Thomas Dane

Akram Zaatari

27 Nov 2013 - 01 Feb 2014

© Akram Zaatari
Untitled (Plane), 2012
AKRAM ZAATARI
On Photography People and Modern Times
27 November 2013 - 1 February 2014

The directors of Thomas Dane Gallery are pleased to present for the first time an exhibition by celebrated Lebanese artist Akram Zaatari (b. Saida, Lebanon, 1966).
Zaatari is amongst the most influential artists of his generation and has played a critical role in developing the formal, intellectual and institutional infrastructure of Beirut’s contemporary art scene. He is co-founder of the groundbreaking Arab Image Foundation (AIF) (1997) - an expanding collection of over 600,000 images – with a mission to preserve and study vernacular and studio photography from the Middle East, North Africa and the Arab diaspora.

Zaatari is widely known for his expansive practice in photography and filmmaking which reflects on the collecting, archiving and dissemination of such images and the performative role they play in the formation of individual and communal identities and histories. This sensibility was formed in the course of living through fifteen years of war in Lebanon, watching it unfold and recording it as a teenager. He has spent much of the last decade excavating the archive of Studio Sheherazade, established in 1953 by Hashem al-Madani in Saida, South Lebanon, Zaatari's city of origin.

The exhibition at Thomas Dane Gallery will include two important installations that forensically examine Studio Sheherazade and other archival material held in the AIF. Both bridge geographic and temporal boundaries and probe the nature of representation.

At 3 Duke Street, On Photography, People and Modern Times, 2010 is a 38 minute projection installed in a cinema-like environment. This structurally complex work includes three different temporal logics - that of the photograph, the video, and the time-lapse video. It is a masterful meditation on the photographic archive, on the intimate moments captured within and the technical apparatus that now ensures its preservation. This work was recently shown at MoMA, NY as part of Projects 100.

The second installation 28 Nights and a Poem 2010, occupies the entire space at 11 Duke Street and is articulated by video monitors, LCD screens, ipad videos, wall-based photography, photographic cabinets, and projected super 8 film. Zaatari deploys this arsenal to engage the viewer at every level with his evocation of Studio Sheherazade. Cameras, lenses, flashbulbs, celluloid reels, archive boxes, negatives, developing agents, tools for retouching, colouring, cropping, sealing, postcards of film stars for inspiration, test prints, final portraits of notables and not so notables - Hashem al-Madani's universe is brought to life by Zaatari with both scientific precision and the empathy that makes his work so universally engaging.

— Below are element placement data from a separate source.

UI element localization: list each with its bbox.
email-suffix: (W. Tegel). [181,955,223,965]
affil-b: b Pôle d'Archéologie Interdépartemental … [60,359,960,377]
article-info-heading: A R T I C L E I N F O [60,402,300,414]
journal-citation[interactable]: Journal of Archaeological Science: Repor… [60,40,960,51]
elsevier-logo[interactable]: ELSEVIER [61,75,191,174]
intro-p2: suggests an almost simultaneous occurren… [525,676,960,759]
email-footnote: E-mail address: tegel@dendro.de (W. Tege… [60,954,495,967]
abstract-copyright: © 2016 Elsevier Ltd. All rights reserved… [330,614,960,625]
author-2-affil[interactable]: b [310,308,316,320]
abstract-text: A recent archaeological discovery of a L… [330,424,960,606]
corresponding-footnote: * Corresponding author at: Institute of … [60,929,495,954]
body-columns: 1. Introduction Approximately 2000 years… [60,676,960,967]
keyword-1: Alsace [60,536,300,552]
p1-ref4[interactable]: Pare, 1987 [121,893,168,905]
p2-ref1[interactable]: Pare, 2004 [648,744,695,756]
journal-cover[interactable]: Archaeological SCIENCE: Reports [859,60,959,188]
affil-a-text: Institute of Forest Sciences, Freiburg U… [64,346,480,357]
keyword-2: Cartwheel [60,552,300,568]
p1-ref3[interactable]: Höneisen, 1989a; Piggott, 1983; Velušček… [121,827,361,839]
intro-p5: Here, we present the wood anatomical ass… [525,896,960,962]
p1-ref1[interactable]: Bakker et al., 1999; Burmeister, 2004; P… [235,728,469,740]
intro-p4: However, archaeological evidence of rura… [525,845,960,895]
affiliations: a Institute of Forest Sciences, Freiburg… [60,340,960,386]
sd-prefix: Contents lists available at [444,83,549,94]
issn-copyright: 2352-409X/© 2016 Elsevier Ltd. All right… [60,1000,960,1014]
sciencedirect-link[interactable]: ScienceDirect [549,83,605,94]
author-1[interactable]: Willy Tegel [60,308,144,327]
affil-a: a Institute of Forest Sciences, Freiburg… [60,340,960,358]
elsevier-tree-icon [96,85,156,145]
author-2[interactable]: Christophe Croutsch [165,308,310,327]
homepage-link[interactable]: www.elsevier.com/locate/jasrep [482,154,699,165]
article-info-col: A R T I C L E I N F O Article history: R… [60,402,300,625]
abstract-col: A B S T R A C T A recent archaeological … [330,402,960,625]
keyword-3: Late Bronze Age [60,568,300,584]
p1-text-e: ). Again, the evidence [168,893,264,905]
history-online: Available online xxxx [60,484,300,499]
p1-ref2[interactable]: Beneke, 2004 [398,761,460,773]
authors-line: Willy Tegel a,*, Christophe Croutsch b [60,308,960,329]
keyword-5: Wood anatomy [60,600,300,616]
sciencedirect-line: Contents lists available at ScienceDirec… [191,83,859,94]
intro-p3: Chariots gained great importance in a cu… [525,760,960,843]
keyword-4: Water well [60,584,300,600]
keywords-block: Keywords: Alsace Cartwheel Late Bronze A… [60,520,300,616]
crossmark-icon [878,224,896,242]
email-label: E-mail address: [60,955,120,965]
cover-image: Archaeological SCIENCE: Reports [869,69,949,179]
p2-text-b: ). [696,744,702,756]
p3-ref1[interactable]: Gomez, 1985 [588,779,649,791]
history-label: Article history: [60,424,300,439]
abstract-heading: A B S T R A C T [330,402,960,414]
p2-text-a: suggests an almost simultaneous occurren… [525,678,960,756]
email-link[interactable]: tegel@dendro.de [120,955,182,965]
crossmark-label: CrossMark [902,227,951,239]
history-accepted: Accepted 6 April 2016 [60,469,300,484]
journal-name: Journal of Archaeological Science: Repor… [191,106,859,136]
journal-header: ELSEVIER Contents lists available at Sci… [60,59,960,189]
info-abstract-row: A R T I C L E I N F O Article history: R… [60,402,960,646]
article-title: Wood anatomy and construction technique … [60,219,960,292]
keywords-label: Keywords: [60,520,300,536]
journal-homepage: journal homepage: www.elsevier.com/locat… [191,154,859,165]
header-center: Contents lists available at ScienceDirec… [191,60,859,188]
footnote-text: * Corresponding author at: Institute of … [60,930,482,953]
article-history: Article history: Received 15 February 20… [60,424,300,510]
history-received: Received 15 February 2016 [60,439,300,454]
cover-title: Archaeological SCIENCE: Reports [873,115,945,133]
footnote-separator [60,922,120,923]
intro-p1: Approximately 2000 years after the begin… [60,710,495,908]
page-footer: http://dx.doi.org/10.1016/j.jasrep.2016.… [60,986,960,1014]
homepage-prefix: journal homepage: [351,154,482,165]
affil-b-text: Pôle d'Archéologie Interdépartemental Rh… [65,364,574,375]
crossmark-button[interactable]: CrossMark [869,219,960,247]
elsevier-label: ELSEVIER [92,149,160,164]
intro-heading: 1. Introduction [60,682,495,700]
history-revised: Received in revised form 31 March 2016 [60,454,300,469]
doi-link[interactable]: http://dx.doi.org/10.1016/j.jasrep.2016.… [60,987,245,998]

Zaatari represents Lebanon in the recent 55th Venice Biennale and featured in Documenta 13 (2012), Liverpool Biennale (2012), Istanbul Biennale (2011) and the Venice Biennale (2007). His work is shown and collected all over the world, including at Tate, London; Bristol Museum, Bristol; Centre Pompidou, Paris; SFMOMA, San Francisco; MoMA, NY; Kunstverein, Munich; MUSAC, Leon; Kunsternes Hus, Oslo; TBA 21, Vienna.